In other production news, three groups of independents have recently brought on stream new oil and natural gas production from three blocks on the Outer Continental Shelf in the Gulf of Mexico, reported interest owner Magnum Hunter Resources Inc., Irving, Tex. The blocks are East Cameron Block 184, South Timbalier Block 274, and Eugene Island Block 397. Two new wells were brought on line on EC Block 184, which lies 100 miles southwest of Iberia, La., in 90 ft of water. The wells are producing from 11,500 ft at an aggregate rate of 36 MMcfd of gas and 1,050 b/d of oil. Magnum Hunter holds a 30% interest in the two wells and three leases, which include Blocks 179, 184, and 185. Dallas-based Remington Oil & Gas Corp. serves as operator, with a 57.5% working interest, while Wiser Oil Co., also of Dallas, holds 12.5% interest.

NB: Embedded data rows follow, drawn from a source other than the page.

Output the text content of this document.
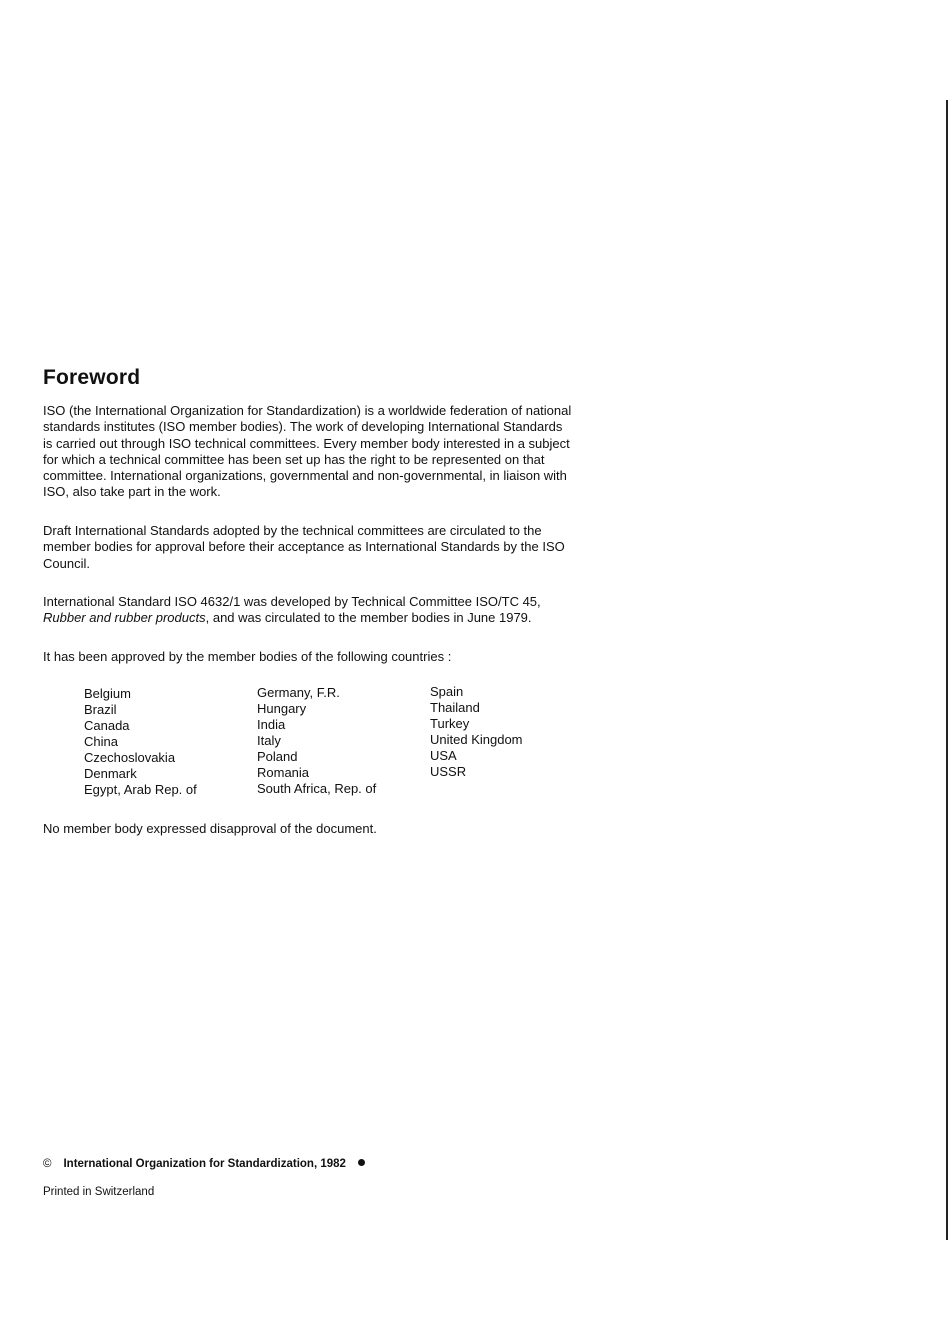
Foreword

ISO (the International Organization for Standardization) is a worldwide federation of national standards institutes (ISO member bodies). The work of developing International Standards is carried out through ISO technical committees. Every member body interested in a subject for which a technical committee has been set up has the right to be represented on that committee. International organizations, governmental and non-governmental, in liaison with ISO, also take part in the work.

Draft International Standards adopted by the technical committees are circulated to the member bodies for approval before their acceptance as International Standards by the ISO Council.

International Standard ISO 4632/1 was developed by Technical Committee ISO/TC 45,
Rubber and rubber products, and was circulated to the member bodies in June 1979.

It has been approved by the member bodies of the following countries :

Belgium
Brazil
Canada
China
Czechoslovakia
Denmark
Egypt, Arab Rep. of
Germany, F.R.
Hungary
India
Italy
Poland
Romania
South Africa, Rep. of
Spain
Thailand
Turkey
United Kingdom
USA
USSR

No member body expressed disapproval of the document.

© International Organization for Standardization, 1982
Printed in Switzerland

One new well was placed on production from a depth of 12,500 ft on ST Block 274, which lies in 260 ft of water 90 miles south of New Orleans. The well is flowing 10 MMcfd of gas and 1,056 b/d of oil. Operator Spinnaker Exploration Co., Houston, holds 90% interest, while Magnum Hunter has 10%. The two companies also plan to drill an exploration well on ST Block 275, using the same drilling rig, which was skidded on the platform. Both companies hold equal interest in that block. On EI Block 397, the A-1 well was completed and is flowing 1,000 b/d of oil and 444 Mcfd of gas. EI Block 397 is 140 miles south of Iberia in 470 ft of water. Meanwhile, the A-2 well is in the process of completion, Magnum Hunter said. "There are plans to drill up to five additional wells from the 12-slot platform during 2002," the company added. Houston-based W&T Offshore Inc., with 50% interest, operates the block. Magnum Hunter holds 12.5% interest in the block, while Remington holds the remaining 37.5%.